/etc/pve/corosync.conf missing

Ulrar

Active Member
Feb 4, 2016
37
1
28
34
Hi,

I've also posted on the mailing list, fyi.
I have just been tasked with managing an existing cluster (no HA, but still clustered for ease of use). The first thing I did was fixing the /etc/hosts of each node so that they can see each other, and now the "Summary" tab of each node work from each of the other nodes. But they still can't see each other as online.

I've looked, and it seems they are all missing the /etc/pve/corosync.conf file, even though they are configured to be cluster, the other nodes are showing up as offline on the web interface, and pvecm status on some of the nodes even shows a broken cluster, with only self as the member (on some node that command just complains about the missing corosync.conf though).

Is there a way to fix this ? Reinstalling isn't really an option. Everything still works fine, but having a bunch of offline nodes in the web interface isn't great, at the very least I guess it'd be good to remove them, but it would be better to fix it and have it working of course.
Thanks !
 
You can try this:

1] BACKUP BACKUP (/etc/pve, sqlite db for pve, vm images...check manual!!) and check what runs on every node and where has every VM disk images !!!!!! BE CAREFUL and check 2x, 3x before doing anything !!

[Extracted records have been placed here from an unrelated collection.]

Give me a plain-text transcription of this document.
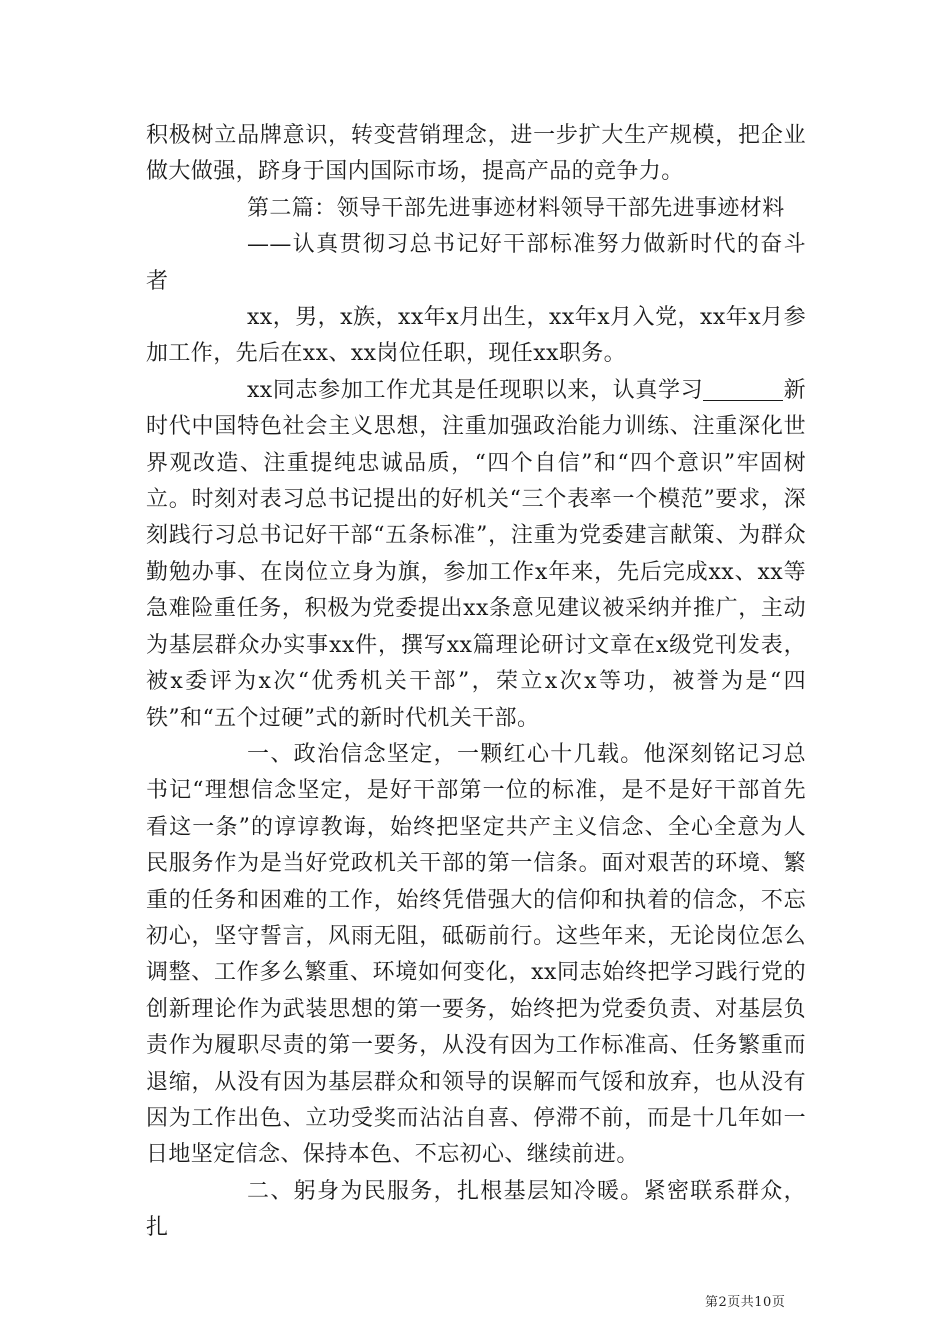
积极树立品牌意识，转变营销理念，进一步扩大生产规模，把企业做大做强，跻身于国内国际市场，提高产品的竞争力。

第二篇：领导干部先进事迹材料领导干部先进事迹材料

——认真贯彻习总书记好干部标准努力做新时代的奋斗者

xx，男，x族，xx年x月出生，xx年x月入党，xx年x月参加工作，先后在xx、xx岗位任职，现任xx职务。

xx同志参加工作尤其是任现职以来，认真学习	新时代中国特色社会主义思想，注重加强政治能力训练、注重深化世界观改造、注重提纯忠诚品质，“四个自信”和“四个意识”牢固树立。时刻对表习总书记提出的好机关“三个表率一个模范”要求，深刻践行习总书记好干部“五条标准”，注重为党委建言献策、为群众勤勉办事、在岗位立身为旗，参加工作x年来，先后完成xx、xx等急难险重任务，积极为党委提出xx条意见建议被采纳并推广，主动为基层群众办实事xx件，撰写xx篇理论研讨文章在x级党刊发表，被x委评为x次“优秀机关干部”，荣立x次x等功，被誉为是“四铁”和“五个过硬”式的新时代机关干部。

一、政治信念坚定，一颗红心十几载。他深刻铭记习总书记“理想信念坚定，是好干部第一位的标准，是不是好干部首先看这一条”的谆谆教诲，始终把坚定共产主义信念、全心全意为人民服务作为是当好党政机关干部的第一信条。面对艰苦的环境、繁重的任务和困难的工作，始终凭借强大的信仰和执着的信念，不忘初心，坚守誓言，风雨无阻，砥砺前行。这些年来，无论岗位怎么调整、工作多么繁重、环境如何变化，xx同志始终把学习践行党的创新理论作为武装思想的第一要务，始终把为党委负责、对基层负责作为履职尽责的第一要务，从没有因为工作标准高、任务繁重而退缩，从没有因为基层群众和领导的误解而气馁和放弃，也从没有因为工作出色、立功受奖而沾沾自喜、停滞不前，而是十几年如一日地坚定信念、保持本色、不忘初心、继续前进。

二、躬身为民服务，扎根基层知冷暖。紧密联系群众，扎

第2页共10页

Better doing all this on node(s) without running VMs.

Now:
1] check /root/.ssh/authorized_keys - are there keys for every nodes in cluster?
if not, full reinstall cluster is the best option, but you can still try with adding all needed node's keys to that file
2] configue all around corosync - check manual
3] check multicast/unicast on switches
4] restart node

And be very careful, you can lose all configs/vm images on node added to cluster, if nodes works standalone.